Trams can carry between 220 and 500 passengers. By contrast, a bi-articulated trolleybus can carry just 160 passengers. This means that trams are more economic to run than trolleybuses.
Trams can adapt to demand by adding more carriages during rush hour (and removing them during off-peak hours). This isn’t possible with trolleybuses.
Trams can be reversed, but trolleybuses require a wide turning circle.
Because they’re on rails, trams can turn tighter corners than trolleybuses.
Trams provide a smooth ride. But with trolleybuses, the ride depends on the road surface.

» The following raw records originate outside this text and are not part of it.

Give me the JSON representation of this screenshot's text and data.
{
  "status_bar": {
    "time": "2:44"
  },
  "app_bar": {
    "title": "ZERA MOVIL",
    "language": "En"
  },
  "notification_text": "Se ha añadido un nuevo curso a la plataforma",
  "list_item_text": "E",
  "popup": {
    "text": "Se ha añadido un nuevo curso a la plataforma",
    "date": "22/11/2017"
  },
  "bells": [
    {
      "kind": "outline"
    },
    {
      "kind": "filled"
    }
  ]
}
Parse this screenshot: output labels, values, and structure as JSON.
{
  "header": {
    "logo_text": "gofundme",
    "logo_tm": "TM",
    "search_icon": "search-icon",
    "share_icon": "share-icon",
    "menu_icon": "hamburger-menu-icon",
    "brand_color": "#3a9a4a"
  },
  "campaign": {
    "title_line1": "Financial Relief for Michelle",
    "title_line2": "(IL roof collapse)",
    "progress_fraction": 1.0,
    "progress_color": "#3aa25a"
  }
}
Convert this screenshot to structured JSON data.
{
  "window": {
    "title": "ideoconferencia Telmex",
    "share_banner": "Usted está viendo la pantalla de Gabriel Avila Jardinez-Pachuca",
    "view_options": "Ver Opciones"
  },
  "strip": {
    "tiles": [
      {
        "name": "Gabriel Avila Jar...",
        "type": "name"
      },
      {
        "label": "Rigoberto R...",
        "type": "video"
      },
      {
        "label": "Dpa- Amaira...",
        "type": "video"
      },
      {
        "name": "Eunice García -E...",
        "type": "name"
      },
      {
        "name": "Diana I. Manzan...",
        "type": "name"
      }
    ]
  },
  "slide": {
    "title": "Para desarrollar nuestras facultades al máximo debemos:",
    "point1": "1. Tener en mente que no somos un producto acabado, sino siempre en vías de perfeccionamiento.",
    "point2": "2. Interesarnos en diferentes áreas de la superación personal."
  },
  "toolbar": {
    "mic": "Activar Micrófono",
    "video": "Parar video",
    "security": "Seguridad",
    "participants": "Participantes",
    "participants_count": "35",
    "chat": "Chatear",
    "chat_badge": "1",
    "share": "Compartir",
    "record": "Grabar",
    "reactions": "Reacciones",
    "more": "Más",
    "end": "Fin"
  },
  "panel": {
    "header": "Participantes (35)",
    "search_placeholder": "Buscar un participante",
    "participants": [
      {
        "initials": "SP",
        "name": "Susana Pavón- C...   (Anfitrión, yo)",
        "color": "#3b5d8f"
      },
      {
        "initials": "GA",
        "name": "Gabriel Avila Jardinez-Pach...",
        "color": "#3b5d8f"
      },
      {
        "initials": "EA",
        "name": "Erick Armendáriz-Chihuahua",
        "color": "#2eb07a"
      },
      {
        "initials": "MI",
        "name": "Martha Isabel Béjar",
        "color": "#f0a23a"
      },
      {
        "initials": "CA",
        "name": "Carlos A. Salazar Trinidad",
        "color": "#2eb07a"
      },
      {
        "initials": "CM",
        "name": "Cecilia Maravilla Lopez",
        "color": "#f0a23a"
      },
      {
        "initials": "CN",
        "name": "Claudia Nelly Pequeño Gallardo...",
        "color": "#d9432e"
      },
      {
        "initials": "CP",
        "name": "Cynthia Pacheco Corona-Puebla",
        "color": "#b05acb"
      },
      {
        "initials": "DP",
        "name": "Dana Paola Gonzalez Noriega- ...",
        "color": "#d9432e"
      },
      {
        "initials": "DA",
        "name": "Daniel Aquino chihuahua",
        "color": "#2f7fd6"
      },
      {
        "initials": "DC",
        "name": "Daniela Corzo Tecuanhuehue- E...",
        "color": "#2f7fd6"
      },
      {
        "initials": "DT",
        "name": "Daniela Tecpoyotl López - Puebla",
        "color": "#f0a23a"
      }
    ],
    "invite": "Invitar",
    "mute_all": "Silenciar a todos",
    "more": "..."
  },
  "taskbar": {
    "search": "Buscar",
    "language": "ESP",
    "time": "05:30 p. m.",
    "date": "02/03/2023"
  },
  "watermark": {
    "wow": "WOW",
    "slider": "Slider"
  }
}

Trams provide a ride with none of the vertical oscillations associated with trolleybuses.
A tram requires just one overhead cable because the metal rail acts as an earth. But because trolleybuses have rubber tyres, they require two overhead cables. This doubling up of the amount of overhead cable significantly increases visual pollution.
Tram pantographs don’t become detached from the overhead cables, whereas trolleybus pantographs frequently do.
To prevent their pantographs becoming detached, trolleybuses cannot stray too far from their overhead cables. This means that they keep following the same “track” on the road, and thus cause damage to the road surface. And where there is level boarding at bus stops, they create deep ruts in the tarmac.
Tramways are narrower than trolleybus lanes. This saves valuable space on narrow streets.
Trams can share railway lines with trains.
Tram systems typically attract between 30 and 40% of their patronage from former car trips. With bus-based systems, the figure is less than 5%.
You can hear a tram coming, but because of their rubber tyres and electric motor, you can’t hear a trolleybus coming. This is why in the UK trolleybuses used to be known as “Silent Death” and “Granny Killers,” and why in Australia they were known as “Whispering Death.”